If you need to know why I didn’t get anything out of them, here it is.
I read Pressfield’s The War of Art, and when I closed the back cover I thought two things. This book should have been called 1001 Excuses For Not Getting Shit Done, and, what an arsehole. He mentioned multiple times how badly he’d treated his wife and ruined his marriage, so I had no sympathy whatsoever. Do The Work was just as boring, but Turning Pro had quite the interesting section on Amateurs and how amateurish they behave. It led me to writing a blog post about amateur writers.
When it came to Rubin’s The Creative Act, it was just a bunch of sayings, advice, and phrases that I’d heard a million times and Rick had picked up from the musicians who’d come through his studio. Nothing new to see here, folks. He’s not a doyenne of advice, nor a self-help guru. This book is not for authors and writers; it’s for flower puff empty-headed wannabes trying to find which creative field to play in.
Cameron’s The Artist’s Way, had some interesting chapters, the same for her books Write for Life and The Vein of Gold, but when I was reading it, it kept feeling familiar. I kept thinking I’d read her advice a thousand times before, and finally realised, I probably had as many others had stolen her ideas as their own and written books about it.

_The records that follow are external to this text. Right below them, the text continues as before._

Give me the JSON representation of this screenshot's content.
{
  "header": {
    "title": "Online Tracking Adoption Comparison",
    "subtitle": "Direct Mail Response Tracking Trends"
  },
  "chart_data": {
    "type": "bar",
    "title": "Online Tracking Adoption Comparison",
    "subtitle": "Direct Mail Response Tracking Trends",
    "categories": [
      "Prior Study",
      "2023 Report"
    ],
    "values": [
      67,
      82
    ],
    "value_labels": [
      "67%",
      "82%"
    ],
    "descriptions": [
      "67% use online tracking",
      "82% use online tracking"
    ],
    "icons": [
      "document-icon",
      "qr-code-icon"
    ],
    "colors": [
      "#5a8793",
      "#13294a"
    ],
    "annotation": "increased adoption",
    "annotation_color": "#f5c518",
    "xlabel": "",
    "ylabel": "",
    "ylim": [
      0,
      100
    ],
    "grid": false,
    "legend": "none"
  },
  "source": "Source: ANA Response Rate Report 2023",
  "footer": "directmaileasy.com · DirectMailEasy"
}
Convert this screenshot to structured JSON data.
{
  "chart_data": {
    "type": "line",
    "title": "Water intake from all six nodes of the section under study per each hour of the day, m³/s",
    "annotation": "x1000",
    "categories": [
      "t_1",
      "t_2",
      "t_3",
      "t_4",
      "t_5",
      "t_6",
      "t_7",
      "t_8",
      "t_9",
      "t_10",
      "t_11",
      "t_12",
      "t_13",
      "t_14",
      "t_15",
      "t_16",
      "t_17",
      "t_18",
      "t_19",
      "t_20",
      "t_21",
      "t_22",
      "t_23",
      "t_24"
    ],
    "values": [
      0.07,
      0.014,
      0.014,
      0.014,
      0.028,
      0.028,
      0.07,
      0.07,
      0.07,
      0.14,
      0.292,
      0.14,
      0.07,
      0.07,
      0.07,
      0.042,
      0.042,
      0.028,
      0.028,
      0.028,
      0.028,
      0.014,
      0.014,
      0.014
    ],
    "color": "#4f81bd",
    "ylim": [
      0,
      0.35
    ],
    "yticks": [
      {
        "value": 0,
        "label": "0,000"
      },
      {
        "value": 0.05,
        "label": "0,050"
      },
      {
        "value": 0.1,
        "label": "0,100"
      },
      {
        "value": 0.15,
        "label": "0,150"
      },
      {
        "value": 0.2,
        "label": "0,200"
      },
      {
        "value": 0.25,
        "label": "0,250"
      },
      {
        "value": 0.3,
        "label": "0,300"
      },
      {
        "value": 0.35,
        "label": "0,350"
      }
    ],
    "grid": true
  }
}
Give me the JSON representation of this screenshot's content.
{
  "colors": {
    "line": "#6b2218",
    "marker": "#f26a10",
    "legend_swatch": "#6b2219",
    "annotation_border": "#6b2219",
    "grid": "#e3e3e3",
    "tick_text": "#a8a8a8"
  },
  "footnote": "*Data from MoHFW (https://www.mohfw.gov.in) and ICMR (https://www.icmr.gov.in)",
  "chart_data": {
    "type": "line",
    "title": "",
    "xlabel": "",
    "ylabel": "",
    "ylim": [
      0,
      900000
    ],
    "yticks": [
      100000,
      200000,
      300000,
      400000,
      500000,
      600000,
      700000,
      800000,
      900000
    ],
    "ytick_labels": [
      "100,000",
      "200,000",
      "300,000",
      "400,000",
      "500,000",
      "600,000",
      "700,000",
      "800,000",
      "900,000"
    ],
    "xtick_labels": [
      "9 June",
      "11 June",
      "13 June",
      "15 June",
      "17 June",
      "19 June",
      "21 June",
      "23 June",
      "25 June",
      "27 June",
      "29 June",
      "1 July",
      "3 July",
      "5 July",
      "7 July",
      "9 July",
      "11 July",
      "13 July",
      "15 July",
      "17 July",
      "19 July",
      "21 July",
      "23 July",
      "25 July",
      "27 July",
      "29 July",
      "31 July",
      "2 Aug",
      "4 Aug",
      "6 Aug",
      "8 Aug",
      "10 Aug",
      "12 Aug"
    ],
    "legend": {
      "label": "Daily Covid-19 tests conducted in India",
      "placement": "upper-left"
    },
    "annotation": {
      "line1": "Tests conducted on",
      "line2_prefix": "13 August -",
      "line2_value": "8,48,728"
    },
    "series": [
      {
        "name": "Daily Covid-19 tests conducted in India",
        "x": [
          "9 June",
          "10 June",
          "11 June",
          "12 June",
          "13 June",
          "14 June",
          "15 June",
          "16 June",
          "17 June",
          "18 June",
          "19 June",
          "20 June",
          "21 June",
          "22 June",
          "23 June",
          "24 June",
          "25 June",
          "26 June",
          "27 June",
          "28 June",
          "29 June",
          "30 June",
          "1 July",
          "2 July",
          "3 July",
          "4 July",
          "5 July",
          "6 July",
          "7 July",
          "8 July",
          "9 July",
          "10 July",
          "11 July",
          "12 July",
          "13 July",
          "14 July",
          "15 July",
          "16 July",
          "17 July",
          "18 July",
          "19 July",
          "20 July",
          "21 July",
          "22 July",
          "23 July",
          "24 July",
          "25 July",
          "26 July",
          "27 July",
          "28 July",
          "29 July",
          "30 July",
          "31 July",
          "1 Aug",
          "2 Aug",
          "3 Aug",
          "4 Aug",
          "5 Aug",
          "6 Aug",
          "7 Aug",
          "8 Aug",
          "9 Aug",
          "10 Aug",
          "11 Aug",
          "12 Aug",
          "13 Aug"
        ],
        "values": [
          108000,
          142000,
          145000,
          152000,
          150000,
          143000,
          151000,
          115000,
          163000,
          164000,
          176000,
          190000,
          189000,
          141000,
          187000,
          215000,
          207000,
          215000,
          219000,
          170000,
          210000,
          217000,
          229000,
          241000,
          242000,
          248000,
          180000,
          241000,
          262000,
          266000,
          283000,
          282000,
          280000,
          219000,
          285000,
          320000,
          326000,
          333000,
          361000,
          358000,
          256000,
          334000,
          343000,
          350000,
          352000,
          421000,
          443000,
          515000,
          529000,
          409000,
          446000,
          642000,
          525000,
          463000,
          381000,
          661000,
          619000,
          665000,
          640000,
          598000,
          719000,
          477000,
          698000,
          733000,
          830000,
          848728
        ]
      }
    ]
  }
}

Julia’s Morning Pages has become a “thing” in writing culture. I personally don’t have the time, energy, or capacity to write three pages of shit to get out of my head before I start work or writing every day. I did that decades ago in my diary and then stopped when The Secret came out and they all said to stop thinking and writing negative things. So I stopped writing in my diary. Besides, three pages of writing takes nearly an hour, that’s three pages of a novel or a short story I could be writing every day.
Elizabeth Gilbert’s Big Magic. I read it not long after it came out and found it was of no use to me. In early 2025, I decided to read it for the second time to see what I had missed considering the hype was still ongoing. When I finished it, I was in that book zone frame of mind. In Elizabeth’s head, reading her words, so what came to me after I closed the cover, was a natural progressive thought.
As I closed the back cover, this conversation occurred.
My brain: Yep, still got nothing out of it. I guess books on creativity aren’t for me.
Me, with a light bulb over my head: Huh…
My brain: Yep, books on creativity just aren’t for me because I don’t get anything out of them and obviously don’t need to read them. I already know how to be creative. And that’s okay.
And now I’ve read Aime McNee’s We Need Your Art.
I reserved it at my local library after finding it…somewhere online. It sounded interesting and had piqued my curiosity, thinking it would be something different to every other book about being creative I’d read.
But, alas, it wasn’t to be.
As I started reading it, I realised it was the same as all the others and I started skimming it. I’d read everything in that book before. A thousand times before. Had heard it a thousand times before, and seen it a thousand times before. It’s always the same old same old. They all say the same thing.
Books, courses, and classes on creativity in general are not for me. I don’t learn anything from them, and they all sound the same. Find time, schedule, sit down, create. We’re either being told to schedule time and place, and sit down and do it, or we’re being told we procrastinate and need to do more.
They’re not specific to writing, which is the information my brain needs. Plus, I already do that. Find time, sit down, create. They can’t teach me anything else. And that’s okay. They’re not for me. Have you ever read a best-selling book because of the hype and closed the back cover and gone, yeah, not for me? Yep, this is that. If a book is just not for you, that’s perfectly okay.